La Agencia de Derechos Fundamentales de la Unión Europea ha realizado un estudio que concluye que un tercio de las mujeres europeas ha padecido violencia física o sexual en algún momento de su vida. ¡Un tercio! No hablemos entonces de agresiones psicológicas ni de lo que ocurre en países que no conocen ni reconocen los derechos humanos.
Las estadísticas están bien para hacerse una idea de la dimensión del problema, pero nos dejan el corazón frío. Y lo fuerte, lo realmente fuerte, es que en L’Hospitalet hay dos mujeres menos y cuatro niños que se han quedado sin madre (y en un caso, también sin padre, pues éste se suicidó tras asesinar a su esposa). A ver cómo se lo explican a las pobres criaturas, porque yo no acabo de entenderlo.
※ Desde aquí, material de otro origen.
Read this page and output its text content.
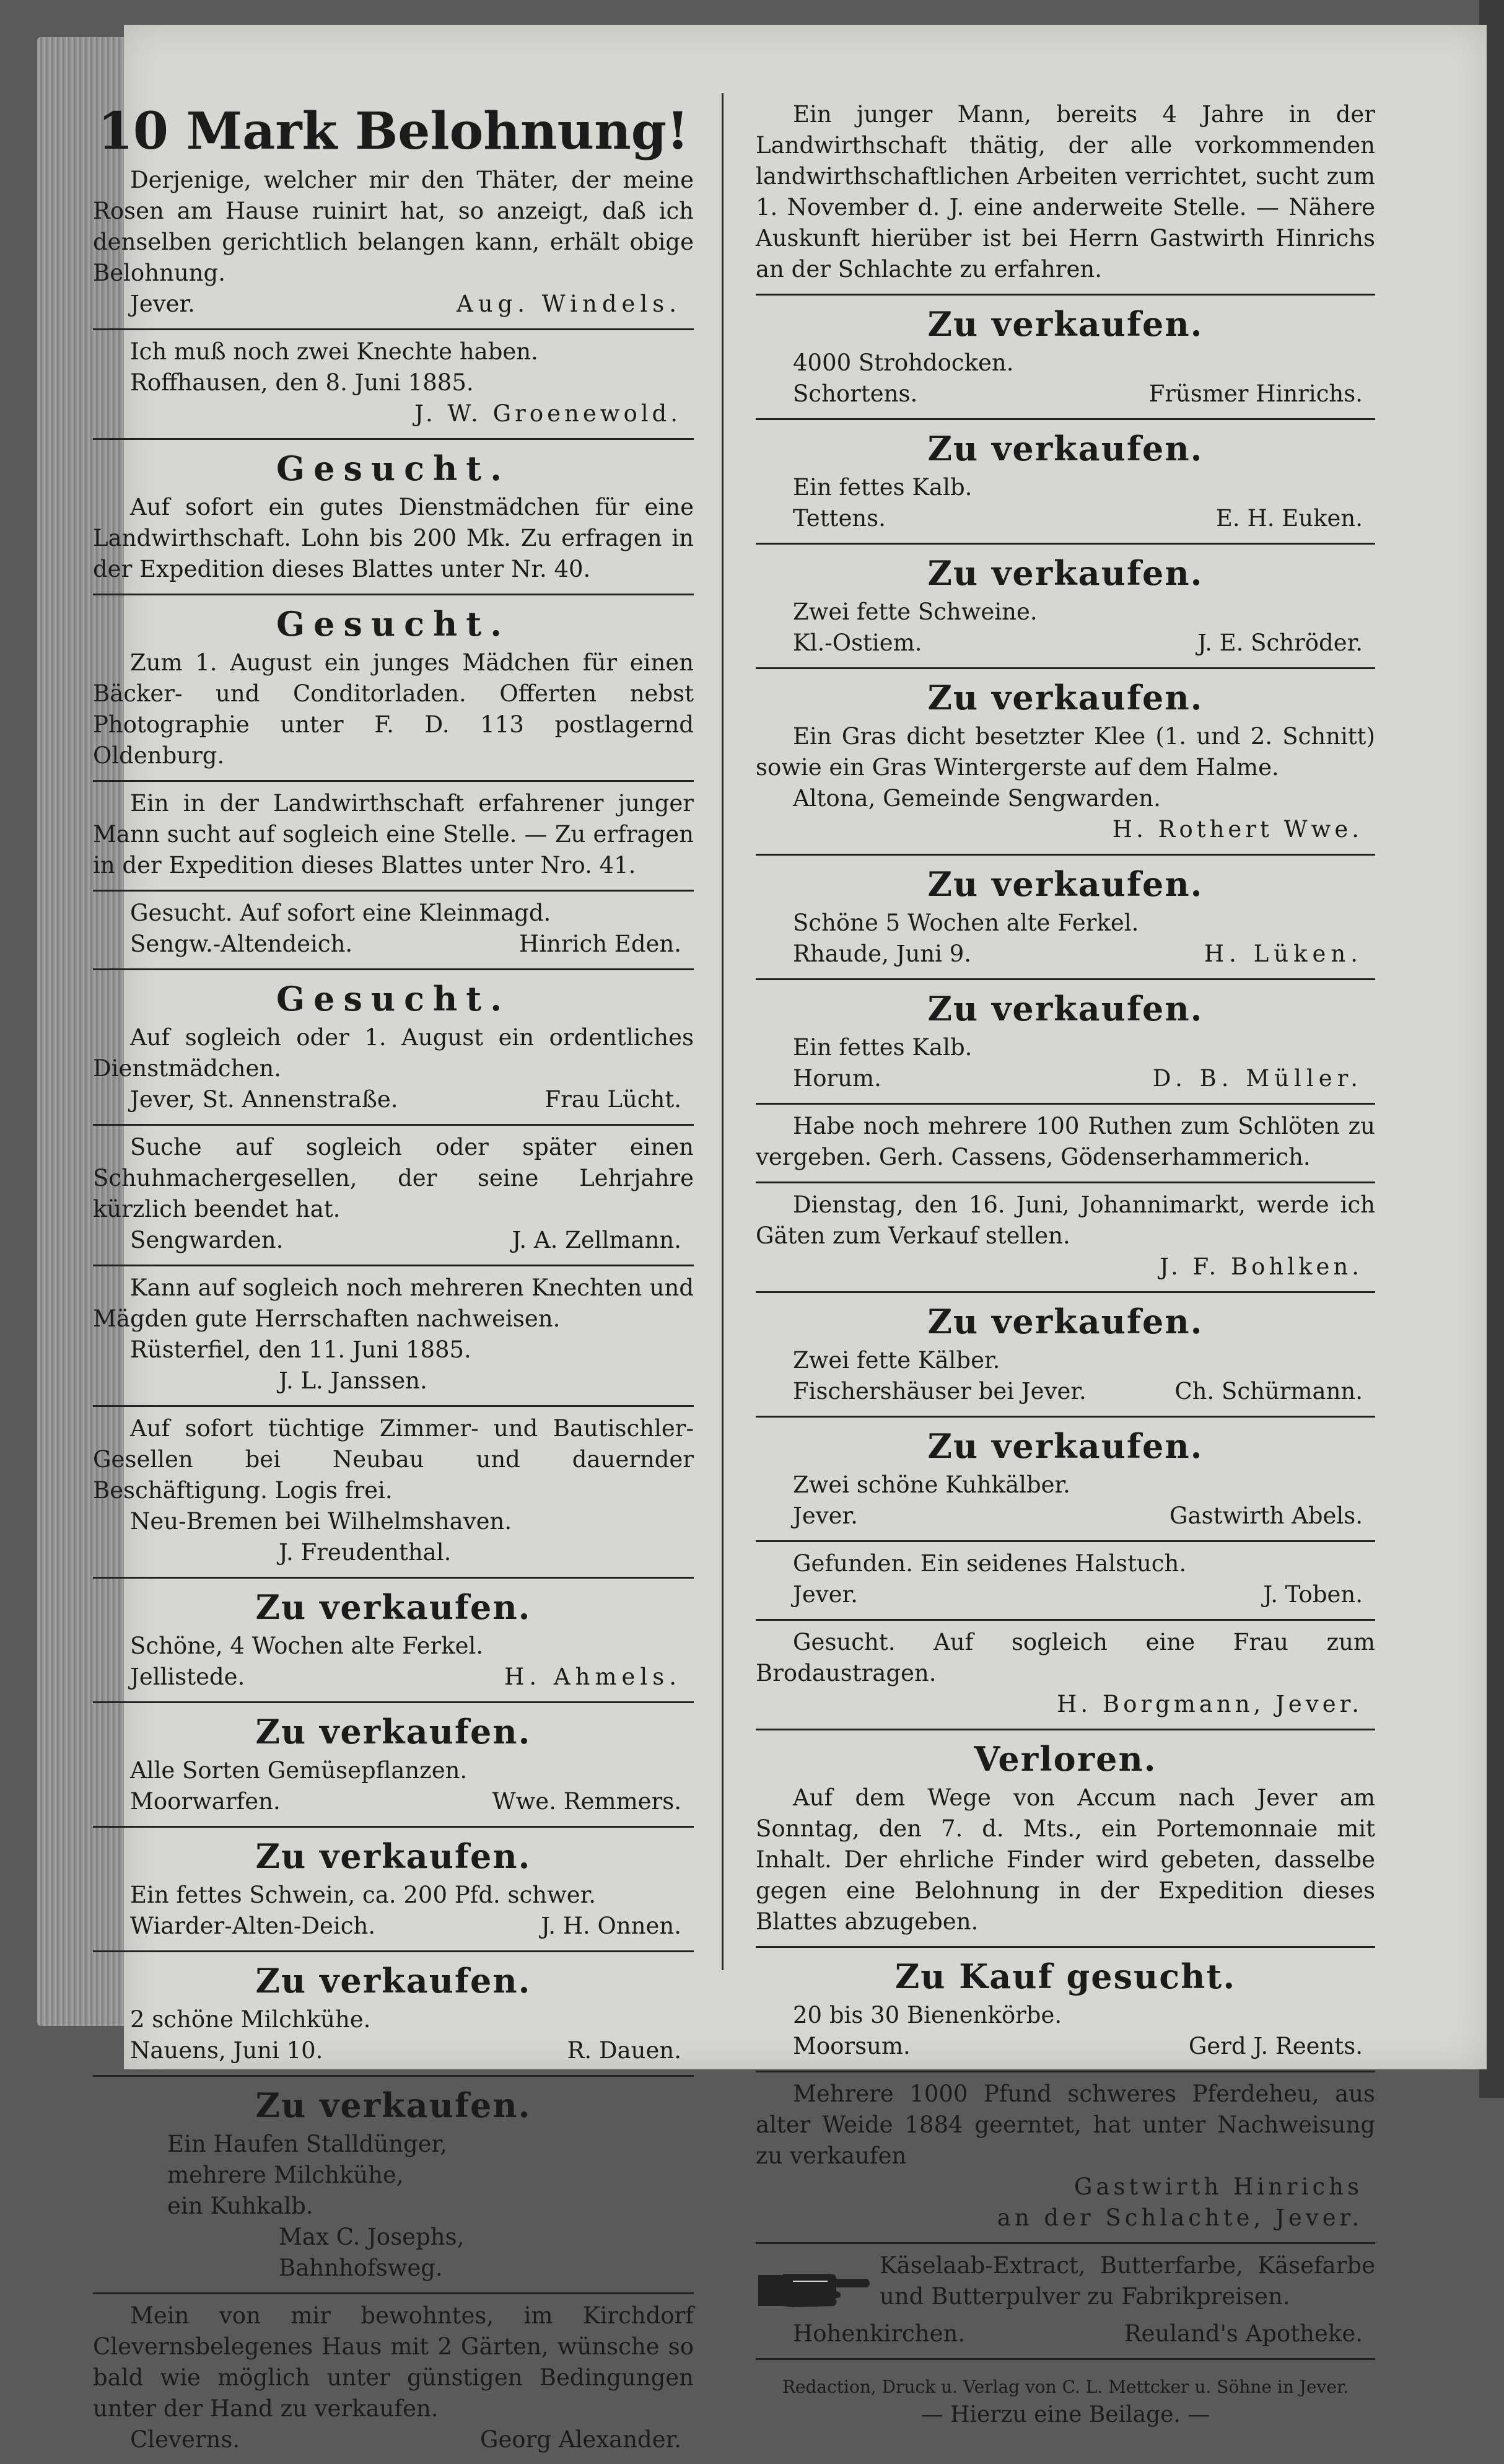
10 Mark Belohnung!

Derjenige, welcher mir den Thäter, der meine Rosen am Hause ruinirt hat, so anzeigt, daß ich denselben gerichtlich belangen kann, erhält obige Belohnung.

Jever.	Aug. Windels.

Ich muß noch zwei Knechte haben.

Roffhausen, den 8. Juni 1885.
J. W. Groenewold.
Gesucht.

Auf sofort ein gutes Dienstmädchen für eine Landwirthschaft. Lohn bis 200 Mk. Zu erfragen in der Expedition dieses Blattes unter Nr. 40.

Gesucht.

Zum 1. August ein junges Mädchen für einen Bäcker- und Conditorladen. Offerten nebst Photographie unter F. D. 113 postlagernd Oldenburg.

Ein in der Landwirthschaft erfahrener junger Mann sucht auf sogleich eine Stelle. — Zu erfragen in der Expedition dieses Blattes unter Nro. 41.

Gesucht. Auf sofort eine Kleinmagd.

Sengw.-Altendeich.	Hinrich Eden.
Gesucht.

Auf sogleich oder 1. August ein ordentliches Dienstmädchen.

Jever, St. Annenstraße.	Frau Lücht.

Suche auf sogleich oder später einen Schuhmachergesellen, der seine Lehrjahre kürzlich beendet hat.

Sengwarden.	J. A. Zellmann.

Kann auf sogleich noch mehreren Knechten und Mägden gute Herrschaften nachweisen.

Rüsterfiel, den 11. Juni 1885.
J. L. Janssen.

Auf sofort tüchtige Zimmer- und Bautischler-Gesellen bei Neubau und dauernder Beschäftigung. Logis frei.

Neu-Bremen bei Wilhelmshaven.
J. Freudenthal.
Zu verkaufen.
Schöne, 4 Wochen alte Ferkel.
Jellistede.	H. Ahmels.
Zu verkaufen.
Alle Sorten Gemüsepflanzen.
Moorwarfen.	Wwe. Remmers.
Zu verkaufen.
Ein fettes Schwein, ca. 200 Pfd. schwer.
Wiarder-Alten-Deich.	J. H. Onnen.
Zu verkaufen.
2 schöne Milchkühe.
Nauens, Juni 10.	R. Dauen.
Zu verkaufen.
Ein Haufen Stalldünger,
mehrere Milchkühe,
ein Kuhkalb.
Max C. Josephs,
Bahnhofsweg.

Mein von mir bewohntes, im Kirchdorf Clevernsbelegenes Haus mit 2 Gärten, wünsche so bald wie möglich unter günstigen Bedingungen unter der Hand zu verkaufen.

Cleverns.	Georg Alexander.

Ein junger Mann, bereits 4 Jahre in der Landwirthschaft thätig, der alle vorkommenden landwirthschaftlichen Arbeiten verrichtet, sucht zum 1. November d. J. eine anderweite Stelle. — Nähere Auskunft hierüber ist bei Herrn Gastwirth Hinrichs an der Schlachte zu erfahren.

Zu verkaufen.
4000 Strohdocken.
Schortens.	Früsmer Hinrichs.
Zu verkaufen.
Ein fettes Kalb.
Tettens.	E. H. Euken.
Zu verkaufen.
Zwei fette Schweine.
Kl.-Ostiem.	J. E. Schröder.
Zu verkaufen.

Ein Gras dicht besetzter Klee (1. und 2. Schnitt) sowie ein Gras Wintergerste auf dem Halme.

Altona, Gemeinde Sengwarden.
H. Rothert Wwe.
Zu verkaufen.
Schöne 5 Wochen alte Ferkel.
Rhaude, Juni 9.	H. Lüken.
Zu verkaufen.
Ein fettes Kalb.
Horum.	D. B. Müller.

Habe noch mehrere 100 Ruthen zum Schlöten zu vergeben. Gerh. Cassens, Gödenserhammerich.

Dienstag, den 16. Juni, Johannimarkt, werde ich Gäten zum Verkauf stellen.

J. F. Bohlken.
Zu verkaufen.
Zwei fette Kälber.
Fischershäuser bei Jever.	Ch. Schürmann.
Zu verkaufen.
Zwei schöne Kuhkälber.
Jever.	Gastwirth Abels.
Gefunden. Ein seidenes Halstuch.
Jever.	J. Toben.

Gesucht. Auf sogleich eine Frau zum Brodaustragen.

H. Borgmann, Jever.
Verloren.

Auf dem Wege von Accum nach Jever am Sonntag, den 7. d. Mts., ein Portemonnaie mit Inhalt. Der ehrliche Finder wird gebeten, dasselbe gegen eine Belohnung in der Expedition dieses Blattes abzugeben.

Zu Kauf gesucht.
20 bis 30 Bienenkörbe.
Moorsum.	Gerd J. Reents.

Mehrere 1000 Pfund schweres Pferdeheu, aus alter Weide 1884 geerntet, hat unter Nachweisung zu verkaufen

Gastwirth Hinrichs
an der Schlachte, Jever.

Käselaab-Extract, Butterfarbe, Käsefarbe und Butterpulver zu Fabrikpreisen.

Hohenkirchen.	Reuland's Apotheke.
Redaction, Druck u. Verlag von C. L. Mettcker u. Söhne in Jever.
— Hierzu eine Beilage. —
Parece que se trata de dos casos diferentes. En el de finales de agosto, el agresor era de nacionalidad española y de mediana edad. Los vecinos comentan que él tenía problemas con el alcohol. En el de primeros de octubre, dicen que ella era una joven guapísima; y él, un brasileño muy celoso.

Generalizar es errar, pero yo creo que en la mayoría de los casos se produce un fenómeno que sintetiza muy bien la popular frase “la maté porque era mía”. El marido se cree con derecho al asesinato, porque la otra persona ha perdido su condición de tal, es decir, se ha convertido en un objeto, en una posesión más que puede manejar a su antojo.

Es fácil sentirse fuerte cuando la persona que tienes al lado es más débil que tú, bien físicamente, bien económicamente, bien emocionalmente. Pero, ¿quién es realmente el débil? Yo lo tengo muy claro: aquel que no puede vivir sin la otra persona, por mucho que la menosprecie y humille. De hecho, muchos hombres se suicidan después de cometer el homicidio, precisamente por eso, porque no saben qué hacer cuando su mujer ya no está con ellos. Aquella cuya sola presencia no soportaban se convierte, tras el asesinato, en la ausencia que les recuerda su insoportable soledad.

Y no hay que recurrir a casos tan extremos para descubrir signos de maltrato. El hombre que camina tres pasos por delante de su mujer, cuando salen a dar un paseo “juntos”. El marido que habla a su esposa a gritos y sin mirarle a la cara. El padre que se refiere a ella no por su nombre, sino con pronombres como “ésta”, “ésa” o “aquélla”. El hermano que la interrumpe o se ríe de ella cuando habla. El tío que se burla de su peinado, su ropa, sus gustos y aficiones. El abuelo que la insulta. Y para qué seguir.

El problema es que muchas de estas actitudes se toleran, como si fueran virtudes varoniles, y que los hijos aprenden de ellas. Y así vamos, de generación en generación, de degeneración en degeneración, ignorando el hecho de que la humanidad se aprende en casa, no en el juzgado, no en la escuela.